Overview of recommendations from inspections


Six all-age schools were inspected in 2022-2023.


Four schools received a recommendation to improve self-evaluation and planning for improvement. This was usually linked to evaluating teaching and provision in terms of its impact on pupils’ standards.


Three schools were required to improve the quality of teaching and the same proportion needed to improve aspects of assessment and the impact of feedback.


Five schools inspected needed to improve provision to develop pupils’ skills across the school. These recommendations mainly referred to the co-ordinated planning for developing pupils’ skills. However, in one school, this was done particularly well and led to a case study.


In three schools, the amount and variety of courses offered in Key Stage 4 were limited, in particular the time allocated for personal and social education (PSE).


Since the pandemic, attendance levels have decreased significantly. Attendance levels in three of the schools inspected need to improve despite the sound provision and procedures they had in place.

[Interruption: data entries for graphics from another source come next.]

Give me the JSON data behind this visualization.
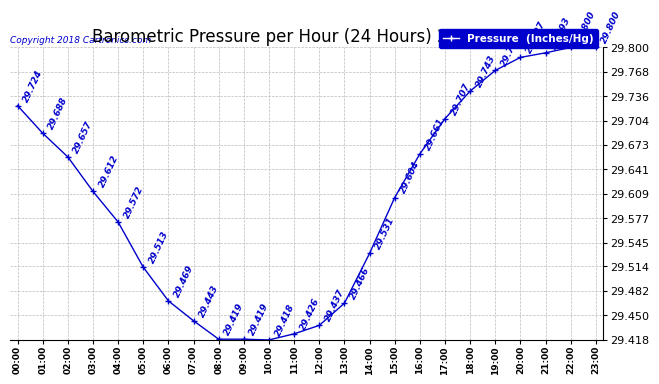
{
  "title": "Barometric Pressure per Hour (24 Hours) 20181028",
  "copyright": "Copyright 2018 Cartronics.com",
  "legend_label": "Pressure  (Inches/Hg)",
  "hours": [
    0,
    1,
    2,
    3,
    4,
    5,
    6,
    7,
    8,
    9,
    10,
    11,
    12,
    13,
    14,
    15,
    16,
    17,
    18,
    19,
    20,
    21,
    22,
    23
  ],
  "values": [
    29.724,
    29.688,
    29.657,
    29.612,
    29.572,
    29.513,
    29.469,
    29.443,
    29.419,
    29.419,
    29.418,
    29.426,
    29.437,
    29.466,
    29.531,
    29.604,
    29.661,
    29.707,
    29.743,
    29.77,
    29.787,
    29.793,
    29.8,
    29.8
  ],
  "ylim_min": 29.418,
  "ylim_max": 29.8,
  "yticks": [
    29.418,
    29.45,
    29.482,
    29.514,
    29.545,
    29.577,
    29.609,
    29.641,
    29.673,
    29.704,
    29.736,
    29.768,
    29.8
  ],
  "line_color": "#0000cc",
  "marker_color": "#0000cc",
  "bg_color": "#ffffff",
  "grid_color": "#bbbbbb",
  "title_color": "#000000",
  "legend_bg": "#0000cc",
  "legend_fg": "#ffffff",
  "copyright_color": "#0000cc",
  "label_color": "#0000cc",
  "label_fontsize": 6.5,
  "title_fontsize": 12
}
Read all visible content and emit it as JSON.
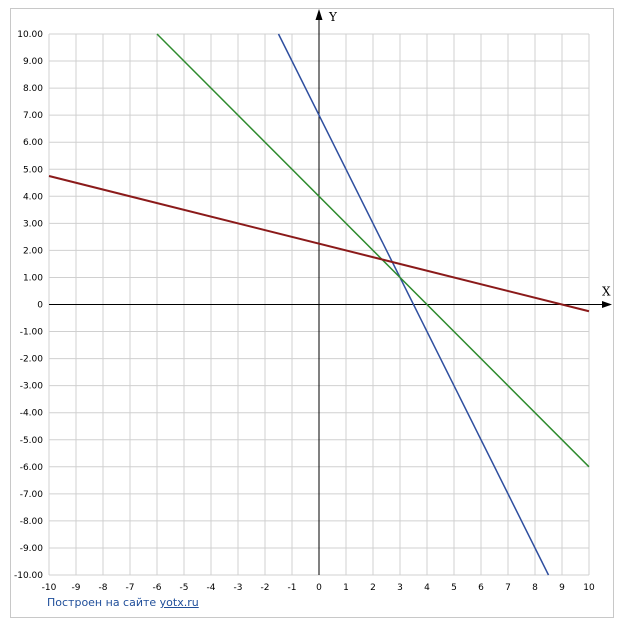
{
  "chart_data": {
    "type": "line",
    "title": "",
    "xlabel": "X",
    "ylabel": "Y",
    "xlim": [
      -10,
      10
    ],
    "ylim": [
      -10,
      10
    ],
    "grid": true,
    "x_tick_labels": [
      "-10",
      "-9",
      "-8",
      "-7",
      "-6",
      "-5",
      "-4",
      "-3",
      "-2",
      "-1",
      "0",
      "1",
      "2",
      "3",
      "4",
      "5",
      "6",
      "7",
      "8",
      "9",
      "10"
    ],
    "y_tick_labels": [
      "10.00",
      "9.00",
      "8.00",
      "7.00",
      "6.00",
      "5.00",
      "4.00",
      "3.00",
      "2.00",
      "1.00",
      "0",
      "-1.00",
      "-2.00",
      "-3.00",
      "-4.00",
      "-5.00",
      "-6.00",
      "-7.00",
      "-8.00",
      "-9.00",
      "-10.00"
    ],
    "series": [
      {
        "color": "#2f4f9f",
        "x": [
          -1.5,
          8.5
        ],
        "y": [
          10,
          -10
        ]
      },
      {
        "color": "#2e8b2e",
        "x": [
          -6,
          10
        ],
        "y": [
          10,
          -6
        ]
      },
      {
        "color": "#8b1a1a",
        "x": [
          -10,
          10
        ],
        "y": [
          4.75,
          -0.25
        ]
      }
    ]
  },
  "credit": {
    "prefix": "Построен на сайте ",
    "link": "yotx.ru"
  }
}
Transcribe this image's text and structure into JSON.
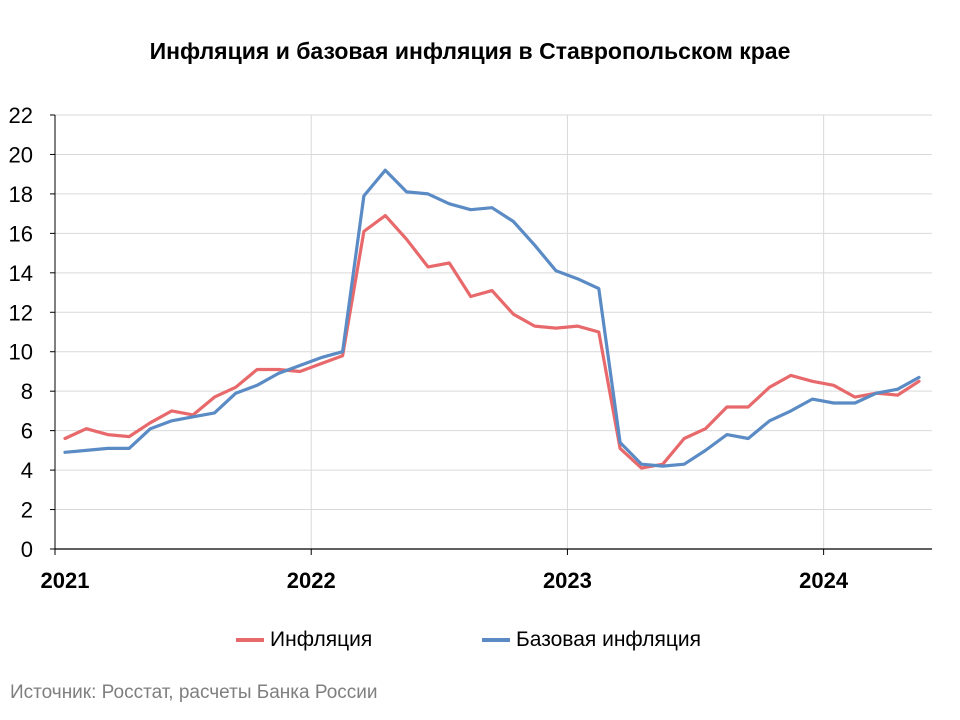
{
  "chart_data": {
    "type": "line",
    "title": "Инфляция и базовая инфляция в Ставропольском крае",
    "xlabel": "",
    "ylabel": "",
    "ylim": [
      0,
      22
    ],
    "yticks": [
      "0",
      "2",
      "4",
      "6",
      "8",
      "10",
      "12",
      "14",
      "16",
      "18",
      "20",
      "22"
    ],
    "xticks": [
      "2021",
      "2022",
      "2023",
      "2024"
    ],
    "x": [
      "2021-01",
      "2021-02",
      "2021-03",
      "2021-04",
      "2021-05",
      "2021-06",
      "2021-07",
      "2021-08",
      "2021-09",
      "2021-10",
      "2021-11",
      "2021-12",
      "2022-01",
      "2022-02",
      "2022-03",
      "2022-04",
      "2022-05",
      "2022-06",
      "2022-07",
      "2022-08",
      "2022-09",
      "2022-10",
      "2022-11",
      "2022-12",
      "2023-01",
      "2023-02",
      "2023-03",
      "2023-04",
      "2023-05",
      "2023-06",
      "2023-07",
      "2023-08",
      "2023-09",
      "2023-10",
      "2023-11",
      "2023-12",
      "2024-01",
      "2024-02",
      "2024-03",
      "2024-04",
      "2024-05"
    ],
    "grid": true,
    "legend_position": "bottom",
    "series": [
      {
        "name": "Инфляция",
        "color": "#e8696b",
        "values": [
          5.6,
          6.1,
          5.8,
          5.7,
          6.4,
          7.0,
          6.8,
          7.7,
          8.2,
          9.1,
          9.1,
          9.0,
          9.4,
          9.8,
          16.1,
          16.9,
          15.7,
          14.3,
          14.5,
          12.8,
          13.1,
          11.9,
          11.3,
          11.2,
          11.3,
          11.0,
          5.1,
          4.1,
          4.3,
          5.6,
          6.1,
          7.2,
          7.2,
          8.2,
          8.8,
          8.5,
          8.3,
          7.7,
          7.9,
          7.8,
          8.5
        ]
      },
      {
        "name": "Базовая инфляция",
        "color": "#5b8bc5",
        "values": [
          4.9,
          5.0,
          5.1,
          5.1,
          6.1,
          6.5,
          6.7,
          6.9,
          7.9,
          8.3,
          8.9,
          9.3,
          9.7,
          10.0,
          17.9,
          19.2,
          18.1,
          18.0,
          17.5,
          17.2,
          17.3,
          16.6,
          15.4,
          14.1,
          13.7,
          13.2,
          5.4,
          4.3,
          4.2,
          4.3,
          5.0,
          5.8,
          5.6,
          6.5,
          7.0,
          7.6,
          7.4,
          7.4,
          7.9,
          8.1,
          8.7
        ]
      }
    ]
  },
  "source_note": "Источник: Росстат, расчеты Банка России"
}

Only one school received a recommendation pertaining to health and safety and a well-being letter issued.

Reflective questions

Questions to help schools reflect on teaching and the skills:

  • How well does teaching challenge and engage pupils of all ages and abilities?
  • How accurate is the evaluation of the quality of teaching? How well does the evaluation of teaching consider its impact on pupils’ progress?
  • What impact does professional learning have on the quality of teaching?
  • How well does the school plan for the progressive development of pupils’ skills across the school? 
  • How well does the school ensure that pupils have sufficient meaningful opportunities to practise and develop their literacy, numeracy, digital and Welsh language skills?
  • How well does the school evaluate the impact of this planning for skills on pupils’ literacy, numeracy, digital and Welsh language skills?
  • Does the curriculum meet the needs of pupils to prepare them for their next stage of learning?